Results: Tomb Raider, Total War: Shogun 2, And WoW: Mists Of Pandaria
The built-in benchmark for Tomb Raider shows that the Eurocom Panther 5D leverages SLI to remain far ahead at every resolution. Alienware's single GeForce GTX 680M falls shy of an average 30 FPS at the Ultimate preset; you'd probably want to drop back to High for an optimal experience. Meanwhile, the MSI’s overclocked GeForce GTX 780M manages a more comfortable 42 FPS at 1920x1080. That's probably good enough to enjoy the TressFX option at Ultimate, though you could certainly drop to Ultra and still get great visuals.
Total War: Shogun 2
None of these machines have any problems playing Shogun 2 at its highest settings. What's more, we get a good sense of how the GeForce GTX 680M, factory-overclocked 780M, and two 680Ms in SLI scale.
Disabling anti-aliasing yields a massive performance increase for the single-GPU configurations. Two 680Ms in SLI don't get as much of a boost. Then again, it wasn't really needed; the first graph showed Eurocom's Panther 5D to be plenty playable.
Dropping to 720p relieves enough of the graphics workload that the factory-overclocked 780M in MSI's GT70 almost catches Eurocom's more potent SLI-enabled platform. That's a platform bottleneck for you.

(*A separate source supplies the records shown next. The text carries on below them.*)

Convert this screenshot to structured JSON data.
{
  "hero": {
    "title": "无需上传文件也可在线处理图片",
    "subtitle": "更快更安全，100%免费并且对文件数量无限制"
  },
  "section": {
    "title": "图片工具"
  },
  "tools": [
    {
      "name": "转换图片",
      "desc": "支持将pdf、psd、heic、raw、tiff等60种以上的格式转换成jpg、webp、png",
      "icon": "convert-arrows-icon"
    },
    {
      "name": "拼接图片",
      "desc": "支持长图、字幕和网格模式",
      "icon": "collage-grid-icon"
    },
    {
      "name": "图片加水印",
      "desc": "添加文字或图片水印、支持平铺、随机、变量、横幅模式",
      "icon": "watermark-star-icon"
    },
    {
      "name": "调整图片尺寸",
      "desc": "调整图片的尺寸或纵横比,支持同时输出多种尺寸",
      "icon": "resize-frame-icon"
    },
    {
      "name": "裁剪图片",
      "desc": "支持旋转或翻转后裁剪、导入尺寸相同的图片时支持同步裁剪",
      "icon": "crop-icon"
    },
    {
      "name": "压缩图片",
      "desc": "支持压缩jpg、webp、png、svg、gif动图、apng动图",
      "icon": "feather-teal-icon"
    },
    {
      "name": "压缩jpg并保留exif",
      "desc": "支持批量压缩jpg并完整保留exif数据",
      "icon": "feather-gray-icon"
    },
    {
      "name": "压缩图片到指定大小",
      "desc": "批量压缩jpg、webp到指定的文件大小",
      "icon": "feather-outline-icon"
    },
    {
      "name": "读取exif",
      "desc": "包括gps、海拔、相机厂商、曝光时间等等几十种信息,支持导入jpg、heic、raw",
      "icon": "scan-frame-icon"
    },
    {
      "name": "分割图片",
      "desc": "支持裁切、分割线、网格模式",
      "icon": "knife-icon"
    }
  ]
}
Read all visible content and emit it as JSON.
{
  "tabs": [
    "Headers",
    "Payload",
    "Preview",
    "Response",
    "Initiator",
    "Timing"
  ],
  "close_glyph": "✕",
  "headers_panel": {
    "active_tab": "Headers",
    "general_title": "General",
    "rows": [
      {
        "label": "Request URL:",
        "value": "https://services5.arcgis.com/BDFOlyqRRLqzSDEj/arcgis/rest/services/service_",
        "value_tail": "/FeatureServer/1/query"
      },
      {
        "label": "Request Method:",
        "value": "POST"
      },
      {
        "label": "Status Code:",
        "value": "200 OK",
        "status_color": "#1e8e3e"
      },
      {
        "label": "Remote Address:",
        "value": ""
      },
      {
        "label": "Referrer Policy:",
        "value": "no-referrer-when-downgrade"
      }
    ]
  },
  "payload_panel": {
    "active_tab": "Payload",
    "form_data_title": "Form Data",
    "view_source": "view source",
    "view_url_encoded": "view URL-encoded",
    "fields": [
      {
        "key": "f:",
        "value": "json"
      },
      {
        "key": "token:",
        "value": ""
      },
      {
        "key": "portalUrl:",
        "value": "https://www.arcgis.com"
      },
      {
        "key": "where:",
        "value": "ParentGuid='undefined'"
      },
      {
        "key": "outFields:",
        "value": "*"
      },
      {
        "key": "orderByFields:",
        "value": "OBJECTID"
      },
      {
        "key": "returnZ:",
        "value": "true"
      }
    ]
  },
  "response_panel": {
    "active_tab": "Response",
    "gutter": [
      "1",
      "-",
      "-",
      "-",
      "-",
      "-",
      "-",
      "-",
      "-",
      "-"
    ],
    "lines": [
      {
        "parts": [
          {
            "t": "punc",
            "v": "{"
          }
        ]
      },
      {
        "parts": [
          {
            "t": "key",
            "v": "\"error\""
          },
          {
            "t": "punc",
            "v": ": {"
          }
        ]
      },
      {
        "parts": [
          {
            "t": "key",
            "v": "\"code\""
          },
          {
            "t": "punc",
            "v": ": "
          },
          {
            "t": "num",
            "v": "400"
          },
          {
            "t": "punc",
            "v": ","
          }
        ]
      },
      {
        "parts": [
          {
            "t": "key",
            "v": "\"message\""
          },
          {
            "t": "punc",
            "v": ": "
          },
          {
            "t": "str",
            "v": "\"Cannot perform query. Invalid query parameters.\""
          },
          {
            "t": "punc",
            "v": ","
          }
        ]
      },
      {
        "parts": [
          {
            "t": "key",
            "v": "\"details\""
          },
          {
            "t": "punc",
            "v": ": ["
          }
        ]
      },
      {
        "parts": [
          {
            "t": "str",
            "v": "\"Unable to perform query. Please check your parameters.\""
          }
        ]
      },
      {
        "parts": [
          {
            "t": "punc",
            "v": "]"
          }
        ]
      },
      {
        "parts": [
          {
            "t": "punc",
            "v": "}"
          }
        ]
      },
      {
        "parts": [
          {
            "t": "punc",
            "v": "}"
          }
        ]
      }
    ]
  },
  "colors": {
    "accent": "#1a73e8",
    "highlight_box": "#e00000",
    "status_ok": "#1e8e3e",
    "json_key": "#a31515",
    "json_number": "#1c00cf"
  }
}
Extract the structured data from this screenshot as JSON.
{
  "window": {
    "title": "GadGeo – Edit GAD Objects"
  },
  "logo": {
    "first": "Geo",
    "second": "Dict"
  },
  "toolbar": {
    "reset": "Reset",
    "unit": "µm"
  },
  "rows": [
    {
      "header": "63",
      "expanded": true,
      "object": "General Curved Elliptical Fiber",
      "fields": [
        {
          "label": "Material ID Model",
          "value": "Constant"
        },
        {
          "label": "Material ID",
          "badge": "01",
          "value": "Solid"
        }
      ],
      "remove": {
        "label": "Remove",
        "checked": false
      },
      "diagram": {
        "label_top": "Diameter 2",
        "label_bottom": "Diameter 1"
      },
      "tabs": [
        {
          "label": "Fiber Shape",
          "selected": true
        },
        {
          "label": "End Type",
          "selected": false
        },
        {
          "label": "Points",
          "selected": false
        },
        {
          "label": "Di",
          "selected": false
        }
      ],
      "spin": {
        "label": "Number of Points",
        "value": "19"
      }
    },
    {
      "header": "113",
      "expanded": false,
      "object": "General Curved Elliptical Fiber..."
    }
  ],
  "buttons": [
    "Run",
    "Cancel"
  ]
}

World Of Warcraft: Mist Of Pandaria
World of Warcraft: Mists of Pandaria offers a lush expansion with detailed new worlds. One of the most demanding sections of the game is in Honeydew Village. Placing a character directly in-between the guards of the entrance to the city when it’s raining in-game, then panning the camera just above the grassy hill beside them brings a very high number of moving objects into view. It is one of the worst-case scenarios that we’ve found in the game.
There are a ton of moving components in our test sequence. Each machine delivers excellent frame rates, with only the Eurocom platform showing signs of an outright processor bottleneck.
The best-looking settings are plenty playable, so there's no real reason to drop to Blizzard's High preset. If you do, however, performance shoots up palpably. The Panther 5D is again processor-bound, of course.
Once again, the Panther 5D's SLI setup is bottlenecked. It takes a GeForce GTX 780M to cause Intel's fastest Haswell-based mobile processor to show up as limiter in this game. The lower-end GeForce GTX 680M in Alienware's M18x still scales when it's paired to an Ivy Bridge-based CPU.
In all of our gaming tests, the Panther 5D solidly outperforms the other two notebooks with one GPU and mobile processors. The fact that several of the games we tested were CPU-bound, even backed by a six-core desktop CPU, demonstrates the Panther 5D's advantage over other mobile platforms. Really, you'd need to hook this thing up to a QHD or larger display to tax its graphics subsystem.